Jonah, I’ve now read the transcript of the Summers talk,
although not yet the Q & A. I agree with you that the campaign against
Summers is an outrageous inquisition. Summers’s talk is very
thoughtful. It makes a perfectly reasonable case that biology might play
a role in career choice. Summers has been attacked for using the weak
anecdotal example of his daughters’ reaction to toy trucks, but he in
fact invokes a number of important arguments for a biological role in sex
differences¬the Israeli kibbutz experience, separated twin studies, our
changing views on the causes of autism, and divergent career outcomes in
spite of a growing pool of women with graduate educations in mathematics
and engineering. All of these arguments can be challenged, and Summers’s
admits that. But if it is illegitimate even to put this sort of argument
forward, then free speech at Harvard is a thing of the past.
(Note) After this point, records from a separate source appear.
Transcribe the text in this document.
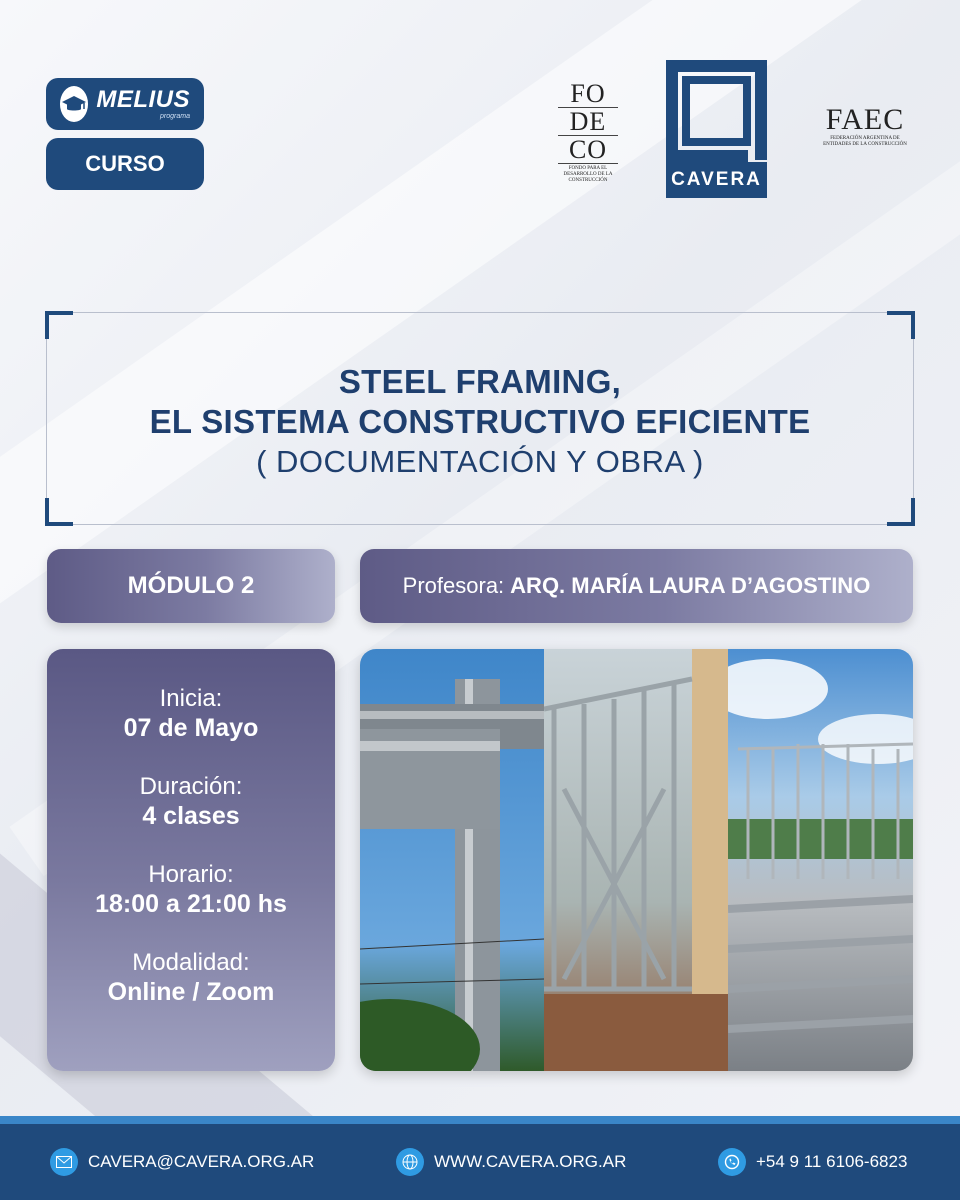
MELIUS
programa
CURSO
FO
DE
CO
FONDO PARA EL DESARROLLO DE LA CONSTRUCCIÓN	CAVERA
FAEC
FEDERACIÓN ARGENTINA DE ENTIDADES DE LA CONSTRUCCIÓN
STEEL FRAMING,
EL SISTEMA CONSTRUCTIVO EFICIENTE
( DOCUMENTACIÓN Y OBRA )
MÓDULO 2	Profesora: ARQ. MARÍA LAURA D’AGOSTINO
Inicia:
07 de Mayo
Duración:
4 clases
Horario:
18:00 a 21:00 hs
Modalidad:
Online / Zoom
CAVERA@CAVERA.ORG.AR	WWW.CAVERA.ORG.AR	+54 9 11 6106-6823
Something else emerges from these transcripts that I think helps
to explain this whole flap. I don’t doubt that those who are complaining
about Summers are infuriated at biological explanations. But it’s pretty
clear from this transcript that their deeper goal is to get rid of
Summers because he is asking too many uncomfortable questions about the
way affirmative action works. In this talk, Summers calls for research
on whether affirmative action does what it claims to do. Do diversity
searches really find top quality professors who were only being
overlooked because they are minorities, or do these searches only yield
professors of middling or low quality? Summers also points out
contradictions in what diversity advocates are asking for. Some of them
want faculty picked on purely objective criteria like number of papers
published. This will supposedly eliminate subtle hiring
discrimination. But other diversity advocates want the opposite. They
call for choosing minority candidates based on subjective considerations
like potential and collegiality, supposedly to overcome the
discrimination built into “objective” criteria. Summers asks, which is
it? He also wants data to back up the choice of strategy.
So in this talk, Summers is subtly but clearly exposing the
contradictions and secrets of the campus diversity industry. By calling
for objective proof that diversity searches really produce faculty equal
in quality to color blind or sex blind searches, Summers is laying out a
standard that he knows diversity proponents can’t meet. And the
contradictory criteria thrown up by diversity advocates are just
different ways of getting to the numbers they want. By calling for
objective studies of which strategy actually works, Summers is exposing
the failings and contradictions of the whole diversity enterprise. I
think this is the deeper reason why Summers is in trouble. His
pro-affirmative action opponents can’t openly condemn him for asking
these questions, so they’ve focused on the biology issue instead.